The joint venture that spans three continents is intended to lead to the launch of the world’s first affordable, mass-market hydrogen-powered vehicles within five years and help define global specifications and component standards.
Daimler (the parent company of Mercedes-Benz), Ford Motor Company and Nissan Motor Company will invest equally towards the project, reducing costs associated with engineering the technology by maximising design commonality and deriving efficiencies through economies of scale.
In a joint statement, the trio said the alliance sends a clear signal to suppliers, policy makers and the automotive industry to encourage further development of hydrogen refuelling stations and other infrastructure necessary to allow the technology to be mass-marketed.

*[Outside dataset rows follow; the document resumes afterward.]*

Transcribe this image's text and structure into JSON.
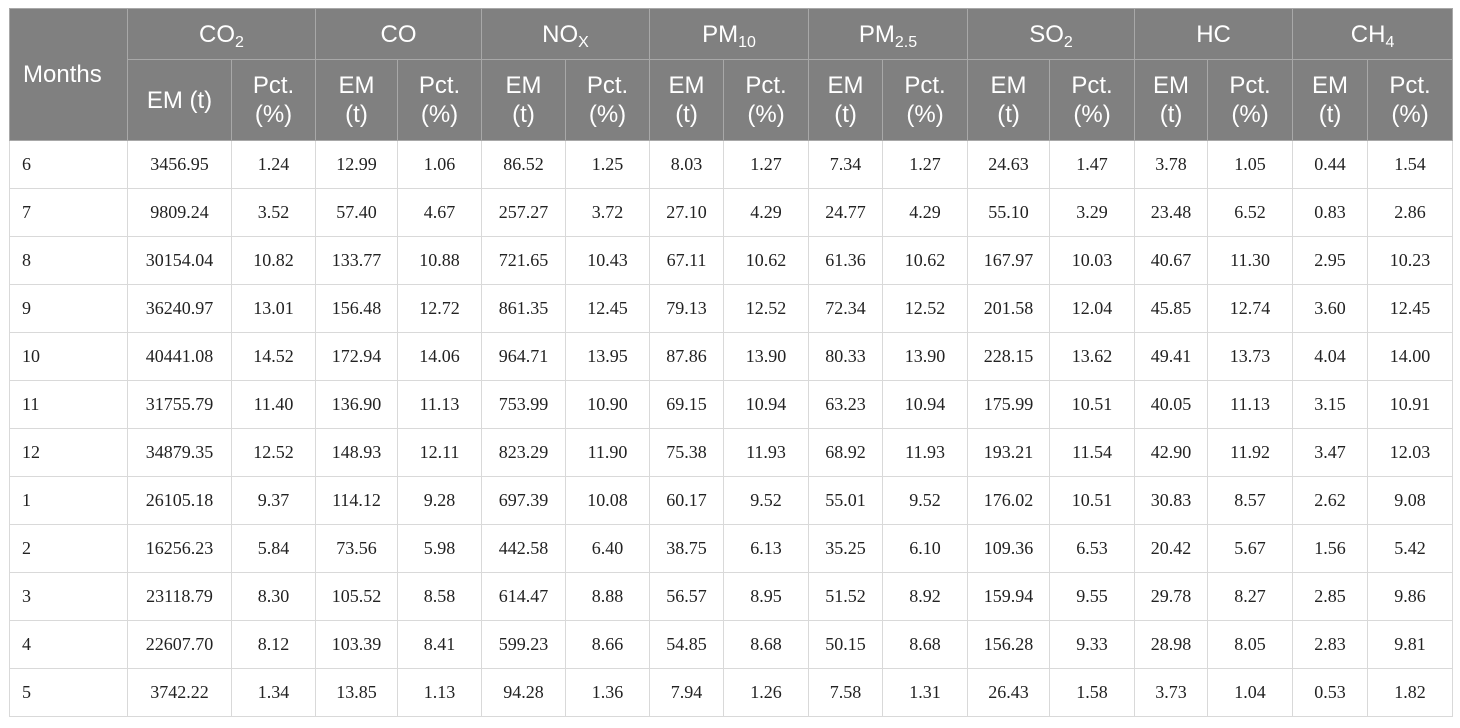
{
  "table": {
    "months_header": "Months",
    "pollutants": [
      {
        "base": "CO",
        "sub": "2"
      },
      {
        "base": "CO",
        "sub": ""
      },
      {
        "base": "NO",
        "sub": "X"
      },
      {
        "base": "PM",
        "sub": "10"
      },
      {
        "base": "PM",
        "sub": "2.5"
      },
      {
        "base": "SO",
        "sub": "2"
      },
      {
        "base": "HC",
        "sub": ""
      },
      {
        "base": "CH",
        "sub": "4"
      }
    ],
    "subheaders": [
      {
        "em": "EM (t)",
        "pct_line1": "Pct.",
        "pct_line2": "(%)"
      },
      {
        "em_line1": "EM",
        "em_line2": "(t)",
        "pct_line1": "Pct.",
        "pct_line2": "(%)"
      },
      {
        "em_line1": "EM",
        "em_line2": "(t)",
        "pct_line1": "Pct.",
        "pct_line2": "(%)"
      },
      {
        "em_line1": "EM",
        "em_line2": "(t)",
        "pct_line1": "Pct.",
        "pct_line2": "(%)"
      },
      {
        "em_line1": "EM",
        "em_line2": "(t)",
        "pct_line1": "Pct.",
        "pct_line2": "(%)"
      },
      {
        "em_line1": "EM",
        "em_line2": "(t)",
        "pct_line1": "Pct.",
        "pct_line2": "(%)"
      },
      {
        "em_line1": "EM",
        "em_line2": "(t)",
        "pct_line1": "Pct.",
        "pct_line2": "(%)"
      },
      {
        "em_line1": "EM",
        "em_line2": "(t)",
        "pct_line1": "Pct.",
        "pct_line2": "(%)"
      }
    ],
    "rows": [
      [
        "6",
        "3456.95",
        "1.24",
        "12.99",
        "1.06",
        "86.52",
        "1.25",
        "8.03",
        "1.27",
        "7.34",
        "1.27",
        "24.63",
        "1.47",
        "3.78",
        "1.05",
        "0.44",
        "1.54"
      ],
      [
        "7",
        "9809.24",
        "3.52",
        "57.40",
        "4.67",
        "257.27",
        "3.72",
        "27.10",
        "4.29",
        "24.77",
        "4.29",
        "55.10",
        "3.29",
        "23.48",
        "6.52",
        "0.83",
        "2.86"
      ],
      [
        "8",
        "30154.04",
        "10.82",
        "133.77",
        "10.88",
        "721.65",
        "10.43",
        "67.11",
        "10.62",
        "61.36",
        "10.62",
        "167.97",
        "10.03",
        "40.67",
        "11.30",
        "2.95",
        "10.23"
      ],
      [
        "9",
        "36240.97",
        "13.01",
        "156.48",
        "12.72",
        "861.35",
        "12.45",
        "79.13",
        "12.52",
        "72.34",
        "12.52",
        "201.58",
        "12.04",
        "45.85",
        "12.74",
        "3.60",
        "12.45"
      ],
      [
        "10",
        "40441.08",
        "14.52",
        "172.94",
        "14.06",
        "964.71",
        "13.95",
        "87.86",
        "13.90",
        "80.33",
        "13.90",
        "228.15",
        "13.62",
        "49.41",
        "13.73",
        "4.04",
        "14.00"
      ],
      [
        "11",
        "31755.79",
        "11.40",
        "136.90",
        "11.13",
        "753.99",
        "10.90",
        "69.15",
        "10.94",
        "63.23",
        "10.94",
        "175.99",
        "10.51",
        "40.05",
        "11.13",
        "3.15",
        "10.91"
      ],
      [
        "12",
        "34879.35",
        "12.52",
        "148.93",
        "12.11",
        "823.29",
        "11.90",
        "75.38",
        "11.93",
        "68.92",
        "11.93",
        "193.21",
        "11.54",
        "42.90",
        "11.92",
        "3.47",
        "12.03"
      ],
      [
        "1",
        "26105.18",
        "9.37",
        "114.12",
        "9.28",
        "697.39",
        "10.08",
        "60.17",
        "9.52",
        "55.01",
        "9.52",
        "176.02",
        "10.51",
        "30.83",
        "8.57",
        "2.62",
        "9.08"
      ],
      [
        "2",
        "16256.23",
        "5.84",
        "73.56",
        "5.98",
        "442.58",
        "6.40",
        "38.75",
        "6.13",
        "35.25",
        "6.10",
        "109.36",
        "6.53",
        "20.42",
        "5.67",
        "1.56",
        "5.42"
      ],
      [
        "3",
        "23118.79",
        "8.30",
        "105.52",
        "8.58",
        "614.47",
        "8.88",
        "56.57",
        "8.95",
        "51.52",
        "8.92",
        "159.94",
        "9.55",
        "29.78",
        "8.27",
        "2.85",
        "9.86"
      ],
      [
        "4",
        "22607.70",
        "8.12",
        "103.39",
        "8.41",
        "599.23",
        "8.66",
        "54.85",
        "8.68",
        "50.15",
        "8.68",
        "156.28",
        "9.33",
        "28.98",
        "8.05",
        "2.83",
        "9.81"
      ],
      [
        "5",
        "3742.22",
        "1.34",
        "13.85",
        "1.13",
        "94.28",
        "1.36",
        "7.94",
        "1.26",
        "7.58",
        "1.31",
        "26.43",
        "1.58",
        "3.73",
        "1.04",
        "0.53",
        "1.82"
      ]
    ]
  }
}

Daimler, Ford and Nissan have already logged more than 10 million kilometres of testing in fuel cell vehicles independently and bring together more than 60 years of cumulative experience.
Daimler Group research and Mercedes-Benz Cars development chief Thomas Weber said the collaboration would speed up the introduction of hydrogen technology across the globe.
“We are convinced that fuel cell vehicles will play a central role for zero-emission mobility in the future,” Weber said.
“Thanks to the high commitment of all three partners we can put fuel cell e-mobility on a broader basis.”
Nissan executive vice president Mitsuhiko Yamashita described fuel cell vehicles as the “obvious next step” to complement today’s battery-powered electric vehicles.
Fuel cell vehicles generate electricity in an on-board fuel cell stack in an electrochemical reaction between hydrogen – stored in a high-pressure tank in the car – and oxygen from the air. Driving range is comparable to that of petrol-powered vehicles, while the only by-products are water vapour and heat.